# Jigging rap



## Dslomo (Sep 28, 2012)

Does anyone use jigging rapalas to jig the Detroit or st clair river? Seems like it would work if you put a big minnow on the treble. Was at work today and just thinking about that idea just never seen any post a report using a jigging rap.

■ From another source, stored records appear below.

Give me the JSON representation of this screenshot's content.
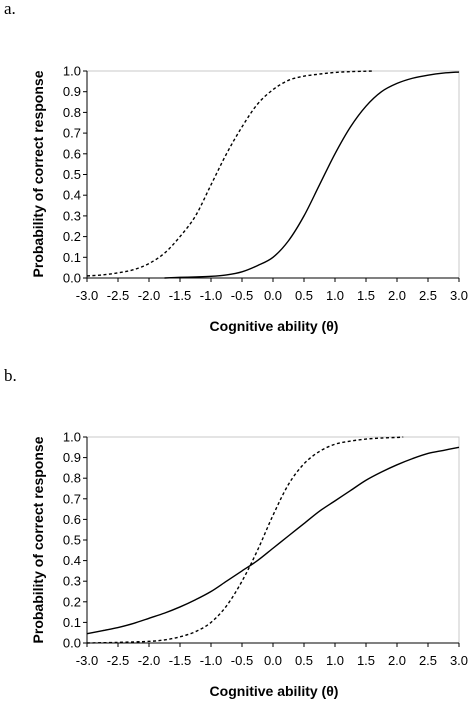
{
  "chart_data": [
    {
      "panel_label": "a.",
      "type": "line",
      "xlabel": "Cognitive ability (θ)",
      "ylabel": "Probability of correct response",
      "xlim": [
        -3.0,
        3.0
      ],
      "ylim": [
        0.0,
        1.0
      ],
      "xticks": [
        "-3.0",
        "-2.5",
        "-2.0",
        "-1.5",
        "-1.0",
        "-0.5",
        "0.0",
        "0.5",
        "1.0",
        "1.5",
        "2.0",
        "2.5",
        "3.0"
      ],
      "yticks": [
        "0.0",
        "0.1",
        "0.2",
        "0.3",
        "0.4",
        "0.5",
        "0.6",
        "0.7",
        "0.8",
        "0.9",
        "1.0"
      ],
      "grid": false,
      "series": [
        {
          "style": "dashed",
          "color": "#000000",
          "x": [
            -3.0,
            -2.75,
            -2.5,
            -2.25,
            -2.0,
            -1.75,
            -1.5,
            -1.25,
            -1.0,
            -0.75,
            -0.5,
            -0.25,
            0.0,
            0.25,
            0.5,
            0.75,
            1.0,
            1.25,
            1.5,
            1.6
          ],
          "y": [
            0.01,
            0.015,
            0.025,
            0.04,
            0.07,
            0.12,
            0.2,
            0.3,
            0.45,
            0.6,
            0.73,
            0.84,
            0.91,
            0.955,
            0.975,
            0.985,
            0.993,
            0.997,
            0.999,
            1.0
          ]
        },
        {
          "style": "solid",
          "color": "#000000",
          "x": [
            -1.75,
            -1.5,
            -1.25,
            -1.0,
            -0.75,
            -0.5,
            -0.25,
            0.0,
            0.25,
            0.5,
            0.75,
            1.0,
            1.25,
            1.5,
            1.75,
            2.0,
            2.25,
            2.5,
            2.75,
            3.0
          ],
          "y": [
            0.0,
            0.003,
            0.005,
            0.008,
            0.015,
            0.03,
            0.06,
            0.1,
            0.18,
            0.3,
            0.45,
            0.6,
            0.73,
            0.83,
            0.9,
            0.94,
            0.965,
            0.98,
            0.99,
            0.995
          ]
        }
      ]
    },
    {
      "panel_label": "b.",
      "type": "line",
      "xlabel": "Cognitive ability (θ)",
      "ylabel": "Probability of correct response",
      "xlim": [
        -3.0,
        3.0
      ],
      "ylim": [
        0.0,
        1.0
      ],
      "xticks": [
        "-3.0",
        "-2.5",
        "-2.0",
        "-1.5",
        "-1.0",
        "-0.5",
        "0.0",
        "0.5",
        "1.0",
        "1.5",
        "2.0",
        "2.5",
        "3.0"
      ],
      "yticks": [
        "0.0",
        "0.1",
        "0.2",
        "0.3",
        "0.4",
        "0.5",
        "0.6",
        "0.7",
        "0.8",
        "0.9",
        "1.0"
      ],
      "grid": false,
      "series": [
        {
          "style": "dashed",
          "color": "#000000",
          "x": [
            -3.0,
            -2.5,
            -2.0,
            -1.75,
            -1.5,
            -1.25,
            -1.0,
            -0.75,
            -0.5,
            -0.25,
            0.0,
            0.25,
            0.5,
            0.75,
            1.0,
            1.25,
            1.5,
            1.75,
            2.0,
            2.1
          ],
          "y": [
            0.0,
            0.003,
            0.008,
            0.015,
            0.03,
            0.055,
            0.1,
            0.18,
            0.3,
            0.45,
            0.62,
            0.77,
            0.87,
            0.93,
            0.965,
            0.98,
            0.99,
            0.995,
            0.998,
            1.0
          ]
        },
        {
          "style": "solid",
          "color": "#000000",
          "x": [
            -3.0,
            -2.75,
            -2.5,
            -2.25,
            -2.0,
            -1.75,
            -1.5,
            -1.25,
            -1.0,
            -0.75,
            -0.5,
            -0.25,
            0.0,
            0.25,
            0.5,
            0.75,
            1.0,
            1.25,
            1.5,
            1.75,
            2.0,
            2.25,
            2.5,
            2.75,
            3.0
          ],
          "y": [
            0.045,
            0.06,
            0.075,
            0.095,
            0.12,
            0.145,
            0.175,
            0.21,
            0.25,
            0.3,
            0.35,
            0.4,
            0.46,
            0.52,
            0.58,
            0.64,
            0.69,
            0.74,
            0.79,
            0.83,
            0.865,
            0.895,
            0.92,
            0.935,
            0.95
          ]
        }
      ]
    }
  ]
}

Posted using Outdoor Hub Campfire


----------



## frenchriver1 (Jul 5, 2005)

I would be interested also if anyone else uses them...


----------



## FishKilla419 (Feb 22, 2008)

Too many snags.$$


Here fishy fishy..


----------



## Dslomo (Sep 28, 2012)

Makes sense


Posted using Outdoor Hub Campfire


----------



## frenchriver1 (Jul 5, 2005)

While the additional hooks may present the opportunity for snags, they also increase the chance for hook ups... Obviously more expensive than a simple jig if it snags.


----------



## sfw1960 (Apr 7, 2002)

If you wanna play the game, ya gotta pay the price - right Ken!??!?!?!


----------



## frenchriver1 (Jul 5, 2005)

The Deeeetroit River has some very hungry rocks, dude...


----------



## woodie slayer (Feb 25, 2006)

years ago i used them on the thames river in the spring. they work.


----------



## john decker (Jan 21, 2010)

a few yrs back a pro pwt angler chief papinow i think took 2nd using jigging raps.to expensive for my blood[half dutch].also you dont need the minnow on it.


----------



## Jefferson846 (Feb 4, 2012)

I use jig raps as weight for perch rigs.

Sent from my Torque using Ohub Campfire mobile app


----------



## JOHNNY A (Mar 6, 2010)

Jefferson846 said:


> I use jig raps as weight for perch rigs.
> 
> Sent from my Torque using Ohub Campfire mobile app


Good idea, thanks!


----------